🤖 AI Summary
This paper addresses the challenge of evaluating large language models’ (LLMs) capabilities in applying computational materials science tools. It introduces the first domain-specific benchmark tailored for physical simulation and analysis software (e.g., pymatgen). Methodologically, it proposes a tool-aware evaluation framework that automatically constructs dual-task datasets—comprising question-answering and code generation—from authentic documentation and source code, covering 49 tasks and 138 subtasks. A secure sandbox execution environment and a multi-dimensional functional correctness assessment protocol are designed to ensure rigorous, reproducible evaluation. Key contributions include: (1) the first empirical finding that general-purpose LLMs outperform domain-finetuned models in material science tool invocation; (2) identification of code conciseness as a critical factor significantly improving execution success rates; and (3) establishment of a reproducible, extensible evaluation paradigm for AI for Science.
📝 Abstract
Large language models (LLMs) are increasingly applied to materials science questions, including literature comprehension, property prediction, materials discovery and alloy design. At the same time, a wide range of physics-based computational approaches have been developed in which materials properties can be calculated. Here, we propose a benchmark application to evaluate the proficiency of LLMs to answer materials science questions through the generation and safe execution of codes based on such physics-based computational materials science packages. MatTools is built on two complementary components: a materials simulation tool question-answer (QA) benchmark and a real-world tool-usage benchmark. We designed an automated methodology to efficiently collect real-world materials science tool-use examples. The QA benchmark, derived from the pymatgen (Python Materials Genomics) codebase and documentation, comprises 69,225 QA pairs that assess the ability of an LLM to understand materials science tools.

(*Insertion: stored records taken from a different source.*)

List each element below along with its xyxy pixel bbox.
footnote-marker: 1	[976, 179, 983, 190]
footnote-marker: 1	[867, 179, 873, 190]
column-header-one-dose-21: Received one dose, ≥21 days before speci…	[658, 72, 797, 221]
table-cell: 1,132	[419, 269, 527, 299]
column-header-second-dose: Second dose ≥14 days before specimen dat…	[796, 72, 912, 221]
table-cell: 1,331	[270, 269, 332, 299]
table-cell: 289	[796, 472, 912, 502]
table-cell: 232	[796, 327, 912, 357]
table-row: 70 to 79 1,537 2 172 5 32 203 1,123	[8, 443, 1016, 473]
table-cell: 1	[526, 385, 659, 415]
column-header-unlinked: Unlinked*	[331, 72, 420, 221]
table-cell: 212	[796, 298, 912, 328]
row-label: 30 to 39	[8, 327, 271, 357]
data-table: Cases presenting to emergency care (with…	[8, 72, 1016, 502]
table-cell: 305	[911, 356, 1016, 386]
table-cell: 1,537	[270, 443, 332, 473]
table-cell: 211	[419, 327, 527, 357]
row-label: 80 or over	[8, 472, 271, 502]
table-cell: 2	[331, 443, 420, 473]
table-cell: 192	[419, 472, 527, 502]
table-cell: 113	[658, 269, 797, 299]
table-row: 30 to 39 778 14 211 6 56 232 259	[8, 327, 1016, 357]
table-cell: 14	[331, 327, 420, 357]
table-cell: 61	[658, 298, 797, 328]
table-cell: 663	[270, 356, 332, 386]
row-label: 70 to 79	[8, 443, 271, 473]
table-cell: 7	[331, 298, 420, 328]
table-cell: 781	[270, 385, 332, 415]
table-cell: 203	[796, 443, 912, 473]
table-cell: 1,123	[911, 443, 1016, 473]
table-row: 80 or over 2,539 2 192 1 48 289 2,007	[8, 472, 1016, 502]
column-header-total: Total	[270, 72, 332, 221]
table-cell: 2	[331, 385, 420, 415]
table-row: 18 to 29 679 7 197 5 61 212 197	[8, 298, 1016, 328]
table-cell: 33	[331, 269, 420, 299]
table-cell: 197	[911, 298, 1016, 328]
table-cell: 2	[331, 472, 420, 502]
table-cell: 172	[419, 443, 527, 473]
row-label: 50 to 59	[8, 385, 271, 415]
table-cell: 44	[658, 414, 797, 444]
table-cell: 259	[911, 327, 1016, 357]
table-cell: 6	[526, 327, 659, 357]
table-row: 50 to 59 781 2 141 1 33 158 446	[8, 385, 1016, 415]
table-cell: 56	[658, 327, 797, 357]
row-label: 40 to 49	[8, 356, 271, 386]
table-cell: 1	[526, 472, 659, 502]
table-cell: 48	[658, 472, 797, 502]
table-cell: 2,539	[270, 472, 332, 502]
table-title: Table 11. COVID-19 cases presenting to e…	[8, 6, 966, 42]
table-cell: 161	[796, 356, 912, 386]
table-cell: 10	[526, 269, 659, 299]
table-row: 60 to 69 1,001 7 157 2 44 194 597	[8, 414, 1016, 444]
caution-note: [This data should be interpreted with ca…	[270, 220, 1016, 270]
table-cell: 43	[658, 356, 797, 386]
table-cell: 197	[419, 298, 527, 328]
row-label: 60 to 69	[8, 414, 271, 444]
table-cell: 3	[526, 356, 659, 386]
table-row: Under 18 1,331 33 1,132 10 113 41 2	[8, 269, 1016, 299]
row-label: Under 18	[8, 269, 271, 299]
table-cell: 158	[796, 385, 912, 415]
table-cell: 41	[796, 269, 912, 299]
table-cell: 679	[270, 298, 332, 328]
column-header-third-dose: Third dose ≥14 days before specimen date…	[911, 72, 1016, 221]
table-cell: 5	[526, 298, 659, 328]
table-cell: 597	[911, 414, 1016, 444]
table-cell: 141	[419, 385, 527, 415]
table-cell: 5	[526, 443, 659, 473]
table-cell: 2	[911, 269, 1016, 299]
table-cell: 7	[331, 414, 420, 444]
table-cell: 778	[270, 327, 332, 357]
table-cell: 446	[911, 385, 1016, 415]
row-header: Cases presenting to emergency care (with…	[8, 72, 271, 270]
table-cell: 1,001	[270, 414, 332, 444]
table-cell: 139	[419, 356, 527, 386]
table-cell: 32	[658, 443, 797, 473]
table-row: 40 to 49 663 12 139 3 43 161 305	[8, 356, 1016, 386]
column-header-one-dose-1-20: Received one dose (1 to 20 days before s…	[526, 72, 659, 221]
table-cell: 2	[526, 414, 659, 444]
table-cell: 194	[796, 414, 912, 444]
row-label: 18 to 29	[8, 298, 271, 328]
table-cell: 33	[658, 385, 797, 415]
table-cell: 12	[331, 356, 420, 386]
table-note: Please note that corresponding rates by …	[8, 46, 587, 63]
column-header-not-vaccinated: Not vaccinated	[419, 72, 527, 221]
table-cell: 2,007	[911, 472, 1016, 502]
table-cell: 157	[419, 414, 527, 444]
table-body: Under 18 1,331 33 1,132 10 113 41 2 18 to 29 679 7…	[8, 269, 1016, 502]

The real-world benchmark contains 49 tasks (138 subtasks) requiring the generation of functional Python code for materials property calculations. Our evaluation of diverse LLMs yields three key insights: (1)Generalists outshine specialists;(2)AI knows AI; and (3)Simpler is better. MatTools provides a standardized framework for assessing and improving LLM capabilities for materials science tool applications, facilitating the development of more effective AI systems for materials science and general scientific research.